Continuing Lies of Educational Authorities Regarding SAT Grades

Posted December. 27, 2007 03:01,   

한국어

Whenever asked to disclose the criteria for classification of Korean SAT (KSAT) grades, the Education Ministry and the Korea Institute of Curriculum and Evaluation (KICE) repeatedly stressed that they do not tally statistics concerning the test. In the course of acknowledging the dual answers to a physics question, it transpired that they may have lied to the public.

The KICE conceded its prevarication when it explained how it would process the aftermath of the correction. It explained on Christmas Eve that a student’s grade would rise if the student’s scores exceeded the cutoff scores of each class.

KSAT takers demanded the publication of the KICE’s grading criteria. Rumors have it that some students got downgraded to the second with only one wrong answer, while other students who missed one three-point question still remained in the 1st grade.

In response, the ministry and the KICE argued, “The computer does all the jobs. It reads the marked OMR forms and processes students’ scores by itself. We don’t know how to classify them into different grades.
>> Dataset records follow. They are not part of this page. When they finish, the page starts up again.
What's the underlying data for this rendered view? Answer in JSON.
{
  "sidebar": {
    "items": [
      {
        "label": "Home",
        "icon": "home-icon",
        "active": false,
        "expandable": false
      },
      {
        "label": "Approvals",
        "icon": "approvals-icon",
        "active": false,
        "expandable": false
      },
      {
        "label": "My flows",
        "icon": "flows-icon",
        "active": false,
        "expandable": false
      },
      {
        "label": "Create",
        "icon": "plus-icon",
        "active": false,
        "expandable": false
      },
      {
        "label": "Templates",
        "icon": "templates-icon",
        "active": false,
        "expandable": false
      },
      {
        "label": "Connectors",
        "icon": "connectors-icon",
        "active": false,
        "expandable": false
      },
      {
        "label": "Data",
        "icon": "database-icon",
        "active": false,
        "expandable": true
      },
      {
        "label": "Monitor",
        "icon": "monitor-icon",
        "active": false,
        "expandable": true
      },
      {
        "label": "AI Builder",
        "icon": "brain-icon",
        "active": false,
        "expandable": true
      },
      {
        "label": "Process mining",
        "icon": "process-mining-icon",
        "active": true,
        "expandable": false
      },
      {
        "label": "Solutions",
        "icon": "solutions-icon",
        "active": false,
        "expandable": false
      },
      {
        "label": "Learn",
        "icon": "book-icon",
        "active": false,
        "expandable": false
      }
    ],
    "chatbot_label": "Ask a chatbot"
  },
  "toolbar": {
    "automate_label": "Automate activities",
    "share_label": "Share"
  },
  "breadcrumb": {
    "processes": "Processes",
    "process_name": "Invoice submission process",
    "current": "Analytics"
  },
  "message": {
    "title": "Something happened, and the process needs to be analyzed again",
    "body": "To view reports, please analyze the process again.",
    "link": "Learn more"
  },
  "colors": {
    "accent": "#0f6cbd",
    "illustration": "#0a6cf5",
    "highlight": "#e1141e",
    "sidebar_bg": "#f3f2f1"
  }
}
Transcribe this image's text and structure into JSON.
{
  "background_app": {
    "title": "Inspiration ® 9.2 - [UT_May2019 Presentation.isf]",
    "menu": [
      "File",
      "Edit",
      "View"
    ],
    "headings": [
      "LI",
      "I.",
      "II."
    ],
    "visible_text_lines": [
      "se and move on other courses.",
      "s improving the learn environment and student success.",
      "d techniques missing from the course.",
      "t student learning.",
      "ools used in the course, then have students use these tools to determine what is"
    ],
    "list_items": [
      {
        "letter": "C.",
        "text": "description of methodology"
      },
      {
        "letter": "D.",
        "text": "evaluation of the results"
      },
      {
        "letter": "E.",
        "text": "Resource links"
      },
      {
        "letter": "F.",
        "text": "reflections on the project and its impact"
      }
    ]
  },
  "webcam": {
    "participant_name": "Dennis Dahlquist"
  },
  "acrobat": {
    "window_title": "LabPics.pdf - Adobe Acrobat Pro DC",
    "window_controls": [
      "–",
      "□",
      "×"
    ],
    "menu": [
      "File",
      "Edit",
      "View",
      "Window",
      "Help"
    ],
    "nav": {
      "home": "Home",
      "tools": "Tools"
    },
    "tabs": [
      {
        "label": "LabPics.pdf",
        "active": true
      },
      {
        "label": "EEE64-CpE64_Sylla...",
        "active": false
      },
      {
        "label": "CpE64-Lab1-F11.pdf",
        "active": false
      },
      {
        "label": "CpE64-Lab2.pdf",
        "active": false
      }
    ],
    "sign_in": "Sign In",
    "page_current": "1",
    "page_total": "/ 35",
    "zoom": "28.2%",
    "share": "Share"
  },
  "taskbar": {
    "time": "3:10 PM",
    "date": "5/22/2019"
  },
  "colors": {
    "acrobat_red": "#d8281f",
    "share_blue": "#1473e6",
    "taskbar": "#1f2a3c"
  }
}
We do not have the data, and therefore we cannot disclose the criteria.”

Especially when asked how the organization verified the correctness and accuracy of processing without clearly defined cutoff lines, senior KICE official Lee Myeong-jun publicly answered, “The program is too complicated to explain.”

A briefing on the acknowledgement of dual answers to a question on physics section II, the agency explained that it would upgrade the students previously disadvantaged due to the logical error in the question.

What they also unknowingly acknowledged was that the authorities had clear-cut criteria for different grades.

When the new issue was raised, the ministry alleged, “When the dual-answer matter surfaced, we hurried to tally the criteria for the physics section II only. We needed some standards to help us cope with the problem. But the data were not collected on the other sections.”

Parents demanded yet again the disclosure of the processing criteria, which the ministry rejected. Thus, they will reportedly file a lawsuit seeking a court injunction with an administrative court today.